We won Best New Club at the 2008 World Club Awards in Miami. I got a lot of gratification out of that. I landed here with $500 in my pocket and obviously I had to do it with partners but we killed it that first year. And then I couldn’t deal with the partners, so I walked.
What do you make of the current state of nightclubs? Are the kids alright?
Bottle service killed nightclubs, if you ask me. Club owners now evaluate a customer on how much they can spend. In our day, we asked, “What were you going to contribute to the party?” Did you work a little bit harder on your outfit tonight? And I’m not talking about the Armani suit. I mean, did you add sequins? That’s what made those nights legendary. We’re there to create culture and get people to party together that normally don’t party together. When you fill a place with people just trying to impress with money, the vibe is beyond boring.
Miles of chrome and neon adorn the Atlanta branch of Peter Gatien’s Limelight nightclub chain in the late 70s.
I often call the business people who operate nightclubs cultural bricklayers. But their contributions to the city’s history are usually overlooked.
Politicians never recognize the cultural contribution. It’s almost like you’re the enemy. [David] Miller was the mayor when we were operating CiRCA and it wasn’t horrible, but it’s an uphill battle anywhere. I think 99 per cent of the time our impact is positive. But obviously the politicians are usually much more sympathetic to somebody whining that there’s too much traffic than they are to nightclub employees. But when tourists come to your city, they’re not remembering how many condos they saw. They’re gonna remember Toronto for the experience that they had when they were there. And you know, I’m not saying stop building condos. But give us a little bit of credit, y’all.

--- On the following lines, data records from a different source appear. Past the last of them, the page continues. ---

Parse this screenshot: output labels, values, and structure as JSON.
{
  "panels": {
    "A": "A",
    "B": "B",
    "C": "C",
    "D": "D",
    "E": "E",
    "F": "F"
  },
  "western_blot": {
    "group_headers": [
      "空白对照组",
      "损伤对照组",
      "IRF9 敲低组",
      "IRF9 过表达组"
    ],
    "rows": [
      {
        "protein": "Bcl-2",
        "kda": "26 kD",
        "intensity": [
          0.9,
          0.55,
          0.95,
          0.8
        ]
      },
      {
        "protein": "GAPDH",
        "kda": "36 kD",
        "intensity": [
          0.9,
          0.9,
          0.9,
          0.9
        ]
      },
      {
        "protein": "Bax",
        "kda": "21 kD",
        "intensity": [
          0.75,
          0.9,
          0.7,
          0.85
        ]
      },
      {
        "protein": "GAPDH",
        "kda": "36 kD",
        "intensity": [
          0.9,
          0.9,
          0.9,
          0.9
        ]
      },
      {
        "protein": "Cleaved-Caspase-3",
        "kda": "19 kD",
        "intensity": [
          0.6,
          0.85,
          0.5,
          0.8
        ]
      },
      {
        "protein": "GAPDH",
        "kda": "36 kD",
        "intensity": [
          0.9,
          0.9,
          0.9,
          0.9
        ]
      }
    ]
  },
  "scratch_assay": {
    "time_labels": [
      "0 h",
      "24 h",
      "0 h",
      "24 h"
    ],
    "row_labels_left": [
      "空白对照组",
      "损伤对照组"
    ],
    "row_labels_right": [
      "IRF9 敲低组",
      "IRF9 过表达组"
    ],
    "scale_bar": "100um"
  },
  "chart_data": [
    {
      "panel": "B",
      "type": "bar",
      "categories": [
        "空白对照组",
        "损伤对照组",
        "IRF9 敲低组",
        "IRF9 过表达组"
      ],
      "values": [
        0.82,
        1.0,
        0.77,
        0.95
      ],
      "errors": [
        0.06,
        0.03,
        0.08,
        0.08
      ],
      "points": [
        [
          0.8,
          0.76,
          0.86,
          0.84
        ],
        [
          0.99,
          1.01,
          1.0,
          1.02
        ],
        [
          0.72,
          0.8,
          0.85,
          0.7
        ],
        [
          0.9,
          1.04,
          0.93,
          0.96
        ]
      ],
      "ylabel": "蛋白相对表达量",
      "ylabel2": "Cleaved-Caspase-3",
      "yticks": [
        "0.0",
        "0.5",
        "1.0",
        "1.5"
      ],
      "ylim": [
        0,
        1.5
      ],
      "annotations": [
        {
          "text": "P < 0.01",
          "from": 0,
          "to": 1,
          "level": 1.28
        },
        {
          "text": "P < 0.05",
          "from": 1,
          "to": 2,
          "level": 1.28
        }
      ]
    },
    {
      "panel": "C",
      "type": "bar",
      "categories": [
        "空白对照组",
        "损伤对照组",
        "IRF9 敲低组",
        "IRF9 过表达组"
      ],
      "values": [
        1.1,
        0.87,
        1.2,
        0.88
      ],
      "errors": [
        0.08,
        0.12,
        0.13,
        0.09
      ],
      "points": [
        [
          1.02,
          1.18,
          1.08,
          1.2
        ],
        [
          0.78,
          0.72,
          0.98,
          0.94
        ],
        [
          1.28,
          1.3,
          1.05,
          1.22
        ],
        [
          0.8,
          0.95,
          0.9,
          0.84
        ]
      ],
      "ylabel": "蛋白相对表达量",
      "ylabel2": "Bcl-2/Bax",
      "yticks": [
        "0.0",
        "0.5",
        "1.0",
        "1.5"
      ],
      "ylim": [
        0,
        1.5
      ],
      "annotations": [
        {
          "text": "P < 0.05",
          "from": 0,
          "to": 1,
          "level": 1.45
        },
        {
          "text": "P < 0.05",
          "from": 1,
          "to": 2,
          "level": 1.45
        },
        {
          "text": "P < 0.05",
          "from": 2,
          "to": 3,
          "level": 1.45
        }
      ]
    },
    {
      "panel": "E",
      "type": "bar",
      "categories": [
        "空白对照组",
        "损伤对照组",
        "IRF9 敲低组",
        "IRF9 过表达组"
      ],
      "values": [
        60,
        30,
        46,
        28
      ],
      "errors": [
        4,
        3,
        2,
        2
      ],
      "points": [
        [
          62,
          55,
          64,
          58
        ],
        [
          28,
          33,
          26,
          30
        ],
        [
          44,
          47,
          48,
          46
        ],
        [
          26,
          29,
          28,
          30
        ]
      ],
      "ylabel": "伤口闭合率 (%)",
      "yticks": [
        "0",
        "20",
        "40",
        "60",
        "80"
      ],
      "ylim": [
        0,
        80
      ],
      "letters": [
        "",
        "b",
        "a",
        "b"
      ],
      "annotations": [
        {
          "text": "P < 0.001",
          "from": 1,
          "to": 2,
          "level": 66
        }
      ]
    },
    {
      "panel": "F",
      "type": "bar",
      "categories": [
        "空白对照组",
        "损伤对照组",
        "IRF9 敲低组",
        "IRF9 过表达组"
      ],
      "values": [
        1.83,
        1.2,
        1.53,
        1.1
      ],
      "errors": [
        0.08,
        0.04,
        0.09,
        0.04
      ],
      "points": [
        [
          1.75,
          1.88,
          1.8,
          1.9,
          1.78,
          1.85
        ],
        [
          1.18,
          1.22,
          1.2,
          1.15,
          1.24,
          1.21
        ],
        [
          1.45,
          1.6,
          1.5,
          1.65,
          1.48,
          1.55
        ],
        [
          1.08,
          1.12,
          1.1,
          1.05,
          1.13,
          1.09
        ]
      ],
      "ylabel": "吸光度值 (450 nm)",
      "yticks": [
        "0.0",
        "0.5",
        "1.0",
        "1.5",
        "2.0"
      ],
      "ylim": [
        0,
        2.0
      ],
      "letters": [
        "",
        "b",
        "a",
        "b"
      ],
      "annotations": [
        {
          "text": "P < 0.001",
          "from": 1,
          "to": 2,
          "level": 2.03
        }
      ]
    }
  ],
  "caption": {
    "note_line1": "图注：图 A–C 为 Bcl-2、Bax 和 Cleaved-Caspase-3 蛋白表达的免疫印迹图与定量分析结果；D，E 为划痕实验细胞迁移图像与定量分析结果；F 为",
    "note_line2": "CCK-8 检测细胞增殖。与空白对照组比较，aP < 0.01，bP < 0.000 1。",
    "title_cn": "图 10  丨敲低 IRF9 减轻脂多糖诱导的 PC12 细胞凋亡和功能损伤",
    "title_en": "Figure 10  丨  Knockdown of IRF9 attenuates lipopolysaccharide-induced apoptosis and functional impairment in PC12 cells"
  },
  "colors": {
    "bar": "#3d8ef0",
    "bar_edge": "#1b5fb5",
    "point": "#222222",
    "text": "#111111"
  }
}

I mean, in New York, the buildings we ran clubs in are still called by those names today. That’s how they will always be known. The run that we had in New York, nobody’s ever had that kind of run. And truthfully, had Giuliani not been the jackass that he was, you know, we’d probably still be there doing it.
I want to end on the bizarre state of the world that we’re in now, where all the clubs are closed and it’s hard to actually imagine a scenario when they’re going to reopen. You lived through the AIDS epidemic in New York City, which also had a decimating effect on club culture, and saw it rebound. So I’m wondering if you might have a unique perspective on how club culture is going to survive.
I’m an optimistic person. People have been dancing for 10,000 years. They’re not all of a sudden going to want to stop.